Юлиан Семенов - Семнадцать мгновений весны (сборник)
Гитлер мягко улыбнулся, успокоенно кивнул:
— Хорошо, Борман, я найду момент для того, чтобы припугнуть тех, кто проявляет малодушие…
Когда Борман шел к двери, Гитлер тихо засмеялся:
— Но ведь я буду обязан исполнить данное слово, если ваша убежденность в победе рухнет?
Борман обернулся: Гитлер терзал своей правой рукою левую, трясущуюся, и смотрел на него просяще, как ребенок, который не хочет слушать страшную сказку или, вернее, желает заранее знать, что конец будет — так или иначе — благополучный.
— Если наступит крах, я застрелюсь на ваших глазах, мой фюрер, — сказал Борман. — Моя жизнь и судьба настолько связаны с вами, так нерасторжимы, что, думая о вас, я думаю о себе…
— А как люди на улицах одеты? — спросил Гитлер.
Борман ужаснулся этому вопросу, вспомнив тысячи трупов вдоль дорог, изголодавшихся детей, согбенных пергаментных старух, замерших в очередях возле магазинов, где давали хлеб; руины домов; воронки на дорогах, пожарища, висящих на столбах солдат с дощечками на груди: «Я не верил в победу!» — и ответил, ужасаясь самому себе:
— Весна всегда красила берлинцев, мой фюрер, девушки сняли пальто, дети бегают в рубашонках…
— А столики кафе уже вынесли на бульвары?
И тут Борман испугался: а что, если Геббельс рассказал фюреру хоть гран правды? Или показал фото зверств авиации союзников?
— Нет, — ответил он, не отрывая глаз от лица Гитлера, — нет еще, мой фюрер… Люди ждут победы, хотя маленькие рыбацкие кабачки на Фишермаркте и пивнушки возле заводов полны рабочего люда…

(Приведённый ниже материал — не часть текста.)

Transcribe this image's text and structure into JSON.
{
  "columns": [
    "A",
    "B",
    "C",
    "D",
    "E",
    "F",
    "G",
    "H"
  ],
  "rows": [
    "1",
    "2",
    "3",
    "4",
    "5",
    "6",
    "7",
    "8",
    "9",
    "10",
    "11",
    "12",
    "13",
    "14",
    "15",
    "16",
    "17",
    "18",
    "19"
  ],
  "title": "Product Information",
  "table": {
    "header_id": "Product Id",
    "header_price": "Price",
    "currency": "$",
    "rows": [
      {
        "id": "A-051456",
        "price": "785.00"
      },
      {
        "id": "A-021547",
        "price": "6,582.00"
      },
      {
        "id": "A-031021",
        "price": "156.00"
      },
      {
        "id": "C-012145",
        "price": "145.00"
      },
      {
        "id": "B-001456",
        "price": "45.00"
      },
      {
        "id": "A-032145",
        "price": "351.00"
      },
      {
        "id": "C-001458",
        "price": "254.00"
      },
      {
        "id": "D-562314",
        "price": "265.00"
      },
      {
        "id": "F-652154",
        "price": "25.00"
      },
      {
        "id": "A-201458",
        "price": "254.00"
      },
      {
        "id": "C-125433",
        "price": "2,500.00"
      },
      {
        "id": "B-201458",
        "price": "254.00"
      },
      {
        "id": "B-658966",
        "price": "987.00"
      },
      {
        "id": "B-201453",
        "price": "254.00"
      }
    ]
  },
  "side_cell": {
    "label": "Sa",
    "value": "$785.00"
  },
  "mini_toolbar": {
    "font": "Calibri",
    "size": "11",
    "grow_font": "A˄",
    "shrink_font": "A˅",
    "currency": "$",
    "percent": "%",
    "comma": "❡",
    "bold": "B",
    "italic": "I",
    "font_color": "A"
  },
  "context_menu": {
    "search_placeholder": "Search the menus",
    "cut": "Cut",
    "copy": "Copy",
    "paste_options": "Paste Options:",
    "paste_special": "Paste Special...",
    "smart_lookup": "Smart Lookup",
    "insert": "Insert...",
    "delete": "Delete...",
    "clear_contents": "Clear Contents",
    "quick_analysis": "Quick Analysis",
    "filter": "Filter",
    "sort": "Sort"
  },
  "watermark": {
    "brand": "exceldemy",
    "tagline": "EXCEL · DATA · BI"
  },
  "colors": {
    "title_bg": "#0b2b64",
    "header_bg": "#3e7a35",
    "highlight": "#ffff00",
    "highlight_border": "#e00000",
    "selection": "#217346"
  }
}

— Я не пробовал пива со времен первой войны, — сказал Гитлер. — У меня к нему отвращение… Знаете почему? Я перепил в детстве. И ужасно страдал… С тех пор у меня страх и ненависть к алкоголю… Это было так ужасно, когда я увидел себя со стороны, лежавшего ничком, со спутавшимися волосами; невероятные колики в солнечном сплетении; холодный пот на висках… Именно тогда я решил, что, после того как мы состоимся, я брошу всех алкоголиков, их детей и внуков в особые лагеря: им не место среди арийцев; мы парим идеей, они — горячечными химерами, которые расслабляют человека, делая его добычей для алчных евреев и бессердечных большевиков… Но после победы я выйду с вами на Унтер-ден-Линден, прогуляюсь по Фридрихштрассе, зайду в обычную маленькую пивную и выпью полную кружку пенного «киндля»…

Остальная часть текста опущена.